6. The Hunger Games (2012)
Set in a distant future in which the U.S. has been devastated by climate change and is now both smaller and significantly less populous, The Hunger Games imagines a future where 12 districts are ruled over by a single Capitol that oppresses them in part by forcing some of their children to fight to the death.
That idea, which has its basis in history, is strong enough, but what makes this franchise’s dystopia feel so grounded is the way the dress and behavior of those with privilege is nearly perfectly contrasted with those in the districts who have nothing.
5. The Matrix (1999)
Set in a world where humans exist simply to supply energy for machines, and are living in only a simulacrum of reality, The Matrix came at a moment when the world was teetering on the edge of something new. What made the movie such a smashing success, though, was the way it contrasted the pristine, but artificial world of the Matrix with the horrific dystopia of the real world.
The Matrix argued that the real world was well worth saving, even if it was fundamentally broken, and its sequels fleshed this idea out even more, even if some people hated them.
4. Planet of the Apes (1968)
The great reveal at the end of Planet of the Apes is part of what made the movie so legendary, but even before we get to it, Planet of the Apes gives us a world run by apes filled with its own rules and legal structures.
What’s so striking about the movie is the way most of it plays out like a legal thriller, in which a human attempts to explain why he has the ability to speak on a planet where most humans do not. Although its final moments turn Planet of the Apes into a warning about the atomic age, the movie’s depiction of its titular planet is interesting long before then.
3. Akira (1988)
Plenty of great movies have been made about the fallout from the dropping of the atomic bomb on Japan, but none imagines a more terrifying future than Akira.
Set in a world in which an atomic bomb was dropped on Tokyo 30 years earlier, the movie follows a young boy who is attempting to save his friend from a government experiment. When his friend’s powers begin to manifest, though, we see the secrets of the Japanese government on full display, as well as a horrifying metaphor for the trauma of living through the atomic bomb.
2. Wall-E (2008)
Set on a version of Earth that’s covered in trash and has long since been abandoned by the human race, Wall-E tells the story of a trash collector robot who inadvertently discovers that Earth can be saved. The journey he goes on, which eventually turns into a love story, is beautiful in its own right, but Wall-E also imagines a future in which mankind still exists, though it has been almost entirely immobilized.
Its version of Earth, one in which the entire planet is now a desert, is even more stark, and Wall-E remains one of Pixar’s most overt political statements and one of its very best movies.
1. Blade Runner (1982)/Blade Runner 2049 (2017)

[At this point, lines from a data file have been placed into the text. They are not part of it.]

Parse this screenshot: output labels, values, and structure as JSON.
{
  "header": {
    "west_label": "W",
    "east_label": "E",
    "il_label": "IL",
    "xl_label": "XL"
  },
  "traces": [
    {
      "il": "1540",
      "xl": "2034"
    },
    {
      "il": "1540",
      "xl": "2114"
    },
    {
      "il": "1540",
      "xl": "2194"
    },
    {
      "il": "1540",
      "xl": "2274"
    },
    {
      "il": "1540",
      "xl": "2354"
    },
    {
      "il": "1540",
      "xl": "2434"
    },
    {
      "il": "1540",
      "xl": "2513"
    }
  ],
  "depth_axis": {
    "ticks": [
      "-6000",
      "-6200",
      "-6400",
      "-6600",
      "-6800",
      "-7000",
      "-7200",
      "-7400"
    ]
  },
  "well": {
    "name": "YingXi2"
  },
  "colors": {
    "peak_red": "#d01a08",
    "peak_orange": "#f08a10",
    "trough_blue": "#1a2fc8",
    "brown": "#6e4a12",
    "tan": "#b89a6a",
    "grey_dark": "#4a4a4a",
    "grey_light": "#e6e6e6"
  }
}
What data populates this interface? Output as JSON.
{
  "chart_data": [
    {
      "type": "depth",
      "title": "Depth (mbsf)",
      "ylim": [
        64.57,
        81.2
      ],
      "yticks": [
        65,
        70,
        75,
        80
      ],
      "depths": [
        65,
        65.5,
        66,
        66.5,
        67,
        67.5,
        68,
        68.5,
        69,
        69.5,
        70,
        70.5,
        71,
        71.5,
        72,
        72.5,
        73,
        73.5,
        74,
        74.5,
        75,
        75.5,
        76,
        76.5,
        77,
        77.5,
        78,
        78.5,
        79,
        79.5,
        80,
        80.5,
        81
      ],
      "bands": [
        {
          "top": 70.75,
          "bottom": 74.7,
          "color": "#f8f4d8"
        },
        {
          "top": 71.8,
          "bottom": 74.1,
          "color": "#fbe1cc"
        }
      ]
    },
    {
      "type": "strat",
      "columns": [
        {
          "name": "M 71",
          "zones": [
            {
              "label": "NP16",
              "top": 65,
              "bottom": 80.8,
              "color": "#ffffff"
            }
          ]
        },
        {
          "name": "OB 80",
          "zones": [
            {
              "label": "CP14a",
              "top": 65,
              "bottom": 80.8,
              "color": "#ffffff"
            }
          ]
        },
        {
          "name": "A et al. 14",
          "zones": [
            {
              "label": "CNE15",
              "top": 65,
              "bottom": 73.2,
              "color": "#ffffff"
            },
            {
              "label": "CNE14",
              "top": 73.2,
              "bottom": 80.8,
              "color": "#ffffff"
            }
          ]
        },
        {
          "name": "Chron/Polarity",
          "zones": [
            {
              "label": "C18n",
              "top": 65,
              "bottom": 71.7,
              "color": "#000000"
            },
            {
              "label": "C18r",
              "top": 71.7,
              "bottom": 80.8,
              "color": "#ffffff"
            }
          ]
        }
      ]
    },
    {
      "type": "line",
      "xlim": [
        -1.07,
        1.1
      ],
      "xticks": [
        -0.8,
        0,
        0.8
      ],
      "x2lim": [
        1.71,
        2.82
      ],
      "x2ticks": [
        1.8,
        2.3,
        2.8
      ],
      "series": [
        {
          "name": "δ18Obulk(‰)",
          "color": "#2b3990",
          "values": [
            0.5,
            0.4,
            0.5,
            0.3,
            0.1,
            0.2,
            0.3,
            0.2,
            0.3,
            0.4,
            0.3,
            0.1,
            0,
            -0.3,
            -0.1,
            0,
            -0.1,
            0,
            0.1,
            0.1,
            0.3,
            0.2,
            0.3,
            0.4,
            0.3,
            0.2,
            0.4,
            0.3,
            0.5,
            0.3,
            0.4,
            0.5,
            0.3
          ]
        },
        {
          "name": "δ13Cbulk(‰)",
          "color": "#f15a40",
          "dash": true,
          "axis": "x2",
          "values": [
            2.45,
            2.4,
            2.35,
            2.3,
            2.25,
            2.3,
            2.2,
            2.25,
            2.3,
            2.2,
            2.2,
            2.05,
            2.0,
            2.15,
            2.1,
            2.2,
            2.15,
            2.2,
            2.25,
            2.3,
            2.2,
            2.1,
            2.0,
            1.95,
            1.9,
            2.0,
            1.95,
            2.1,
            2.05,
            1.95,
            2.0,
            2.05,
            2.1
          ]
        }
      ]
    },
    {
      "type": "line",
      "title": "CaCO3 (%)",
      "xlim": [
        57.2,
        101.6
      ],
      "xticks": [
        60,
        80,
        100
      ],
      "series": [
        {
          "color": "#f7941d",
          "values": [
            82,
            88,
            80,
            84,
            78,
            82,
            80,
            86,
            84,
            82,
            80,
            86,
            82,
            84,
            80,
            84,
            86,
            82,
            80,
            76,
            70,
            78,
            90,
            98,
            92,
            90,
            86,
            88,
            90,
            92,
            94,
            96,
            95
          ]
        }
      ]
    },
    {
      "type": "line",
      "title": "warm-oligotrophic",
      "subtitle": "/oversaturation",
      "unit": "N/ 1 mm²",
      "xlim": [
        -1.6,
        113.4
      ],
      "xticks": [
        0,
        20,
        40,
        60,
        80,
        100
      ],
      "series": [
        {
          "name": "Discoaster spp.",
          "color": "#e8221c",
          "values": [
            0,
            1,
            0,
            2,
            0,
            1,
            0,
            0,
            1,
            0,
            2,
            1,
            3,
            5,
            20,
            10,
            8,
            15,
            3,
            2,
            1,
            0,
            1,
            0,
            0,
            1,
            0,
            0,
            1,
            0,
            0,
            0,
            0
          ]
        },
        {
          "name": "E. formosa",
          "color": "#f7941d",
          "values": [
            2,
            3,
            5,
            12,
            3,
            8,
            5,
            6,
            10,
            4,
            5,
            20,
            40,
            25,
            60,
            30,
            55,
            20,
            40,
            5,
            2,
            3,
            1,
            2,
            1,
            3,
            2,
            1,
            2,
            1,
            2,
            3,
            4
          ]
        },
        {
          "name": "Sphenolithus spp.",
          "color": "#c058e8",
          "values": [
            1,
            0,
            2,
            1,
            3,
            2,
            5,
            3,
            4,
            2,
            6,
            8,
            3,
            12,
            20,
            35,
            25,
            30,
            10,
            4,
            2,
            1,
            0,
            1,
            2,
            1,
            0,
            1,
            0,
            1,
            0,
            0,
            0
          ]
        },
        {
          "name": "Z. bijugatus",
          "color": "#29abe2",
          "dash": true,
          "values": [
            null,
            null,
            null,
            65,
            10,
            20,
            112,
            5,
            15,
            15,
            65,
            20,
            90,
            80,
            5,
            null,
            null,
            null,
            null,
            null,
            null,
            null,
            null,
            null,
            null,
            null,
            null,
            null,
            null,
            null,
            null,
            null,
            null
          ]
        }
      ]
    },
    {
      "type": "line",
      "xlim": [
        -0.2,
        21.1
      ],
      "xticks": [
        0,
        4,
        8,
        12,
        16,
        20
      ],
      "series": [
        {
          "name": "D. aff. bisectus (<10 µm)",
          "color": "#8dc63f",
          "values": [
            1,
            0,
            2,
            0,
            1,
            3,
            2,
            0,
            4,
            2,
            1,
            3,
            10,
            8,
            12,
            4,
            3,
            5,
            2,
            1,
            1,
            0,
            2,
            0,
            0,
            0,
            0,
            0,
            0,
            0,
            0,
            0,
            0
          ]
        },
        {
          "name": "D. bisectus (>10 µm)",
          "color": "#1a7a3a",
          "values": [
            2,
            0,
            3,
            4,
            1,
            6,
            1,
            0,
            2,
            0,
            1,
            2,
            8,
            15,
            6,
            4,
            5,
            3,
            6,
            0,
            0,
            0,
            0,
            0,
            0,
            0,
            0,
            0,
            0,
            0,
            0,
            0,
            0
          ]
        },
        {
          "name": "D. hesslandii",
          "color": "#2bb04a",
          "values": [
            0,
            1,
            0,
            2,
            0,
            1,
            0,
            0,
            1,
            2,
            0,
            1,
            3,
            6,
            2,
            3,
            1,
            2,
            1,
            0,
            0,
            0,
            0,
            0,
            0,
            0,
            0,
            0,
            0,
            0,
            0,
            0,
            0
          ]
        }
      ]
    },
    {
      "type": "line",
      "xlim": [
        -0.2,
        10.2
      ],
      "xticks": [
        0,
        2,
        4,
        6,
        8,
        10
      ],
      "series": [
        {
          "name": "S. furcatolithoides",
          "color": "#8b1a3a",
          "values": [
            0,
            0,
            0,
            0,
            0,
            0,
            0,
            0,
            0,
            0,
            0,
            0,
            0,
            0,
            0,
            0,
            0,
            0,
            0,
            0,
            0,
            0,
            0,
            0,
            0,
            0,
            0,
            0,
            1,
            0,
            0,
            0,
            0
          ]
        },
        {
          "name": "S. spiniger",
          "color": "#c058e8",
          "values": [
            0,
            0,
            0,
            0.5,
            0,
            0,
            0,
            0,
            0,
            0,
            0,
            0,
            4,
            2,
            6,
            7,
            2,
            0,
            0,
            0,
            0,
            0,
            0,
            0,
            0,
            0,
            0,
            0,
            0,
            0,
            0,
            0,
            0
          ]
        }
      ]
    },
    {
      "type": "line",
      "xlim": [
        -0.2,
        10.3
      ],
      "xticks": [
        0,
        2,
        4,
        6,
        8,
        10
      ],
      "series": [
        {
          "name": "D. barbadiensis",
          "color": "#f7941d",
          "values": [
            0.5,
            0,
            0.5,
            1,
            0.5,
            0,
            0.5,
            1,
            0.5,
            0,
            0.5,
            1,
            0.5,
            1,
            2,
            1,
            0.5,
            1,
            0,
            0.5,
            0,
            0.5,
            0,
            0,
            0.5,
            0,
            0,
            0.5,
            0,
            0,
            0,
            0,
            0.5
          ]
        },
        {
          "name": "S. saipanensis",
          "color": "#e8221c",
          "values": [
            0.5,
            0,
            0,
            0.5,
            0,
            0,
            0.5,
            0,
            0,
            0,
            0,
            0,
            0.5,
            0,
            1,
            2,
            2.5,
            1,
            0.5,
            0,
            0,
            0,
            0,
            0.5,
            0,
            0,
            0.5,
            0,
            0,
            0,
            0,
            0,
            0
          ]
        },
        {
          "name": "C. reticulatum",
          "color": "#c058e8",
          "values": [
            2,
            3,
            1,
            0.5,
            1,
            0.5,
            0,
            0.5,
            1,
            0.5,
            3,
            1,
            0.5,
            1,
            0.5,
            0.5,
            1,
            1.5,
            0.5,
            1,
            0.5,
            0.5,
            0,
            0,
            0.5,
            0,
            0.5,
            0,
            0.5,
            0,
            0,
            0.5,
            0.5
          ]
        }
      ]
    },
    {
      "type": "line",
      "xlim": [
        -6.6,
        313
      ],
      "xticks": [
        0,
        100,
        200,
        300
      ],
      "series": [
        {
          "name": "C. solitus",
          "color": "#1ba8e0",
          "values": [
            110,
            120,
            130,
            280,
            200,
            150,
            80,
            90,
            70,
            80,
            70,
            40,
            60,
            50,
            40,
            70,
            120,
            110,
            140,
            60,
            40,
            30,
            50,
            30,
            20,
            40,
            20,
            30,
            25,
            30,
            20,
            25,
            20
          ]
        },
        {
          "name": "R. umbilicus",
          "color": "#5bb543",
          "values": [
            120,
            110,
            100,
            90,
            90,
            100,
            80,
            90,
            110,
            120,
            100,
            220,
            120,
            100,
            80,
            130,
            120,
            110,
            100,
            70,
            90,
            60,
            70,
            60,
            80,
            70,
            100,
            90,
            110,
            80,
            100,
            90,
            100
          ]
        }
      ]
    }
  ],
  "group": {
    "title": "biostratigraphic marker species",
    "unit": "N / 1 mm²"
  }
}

The world of Blade Runner and its sequel feels so vividly realized, from its futuristic, pyramid-like architecture to its hologram technologies, that it almost runs away with this competition. The production design in both of these movies is legendary, as is the idea of replicants who are almost impossible to distinguish from people.
When combined, these two movies suggest a world both entirely remote from our own and somehow familiar, and it’s that combination that makes both movies so alluring.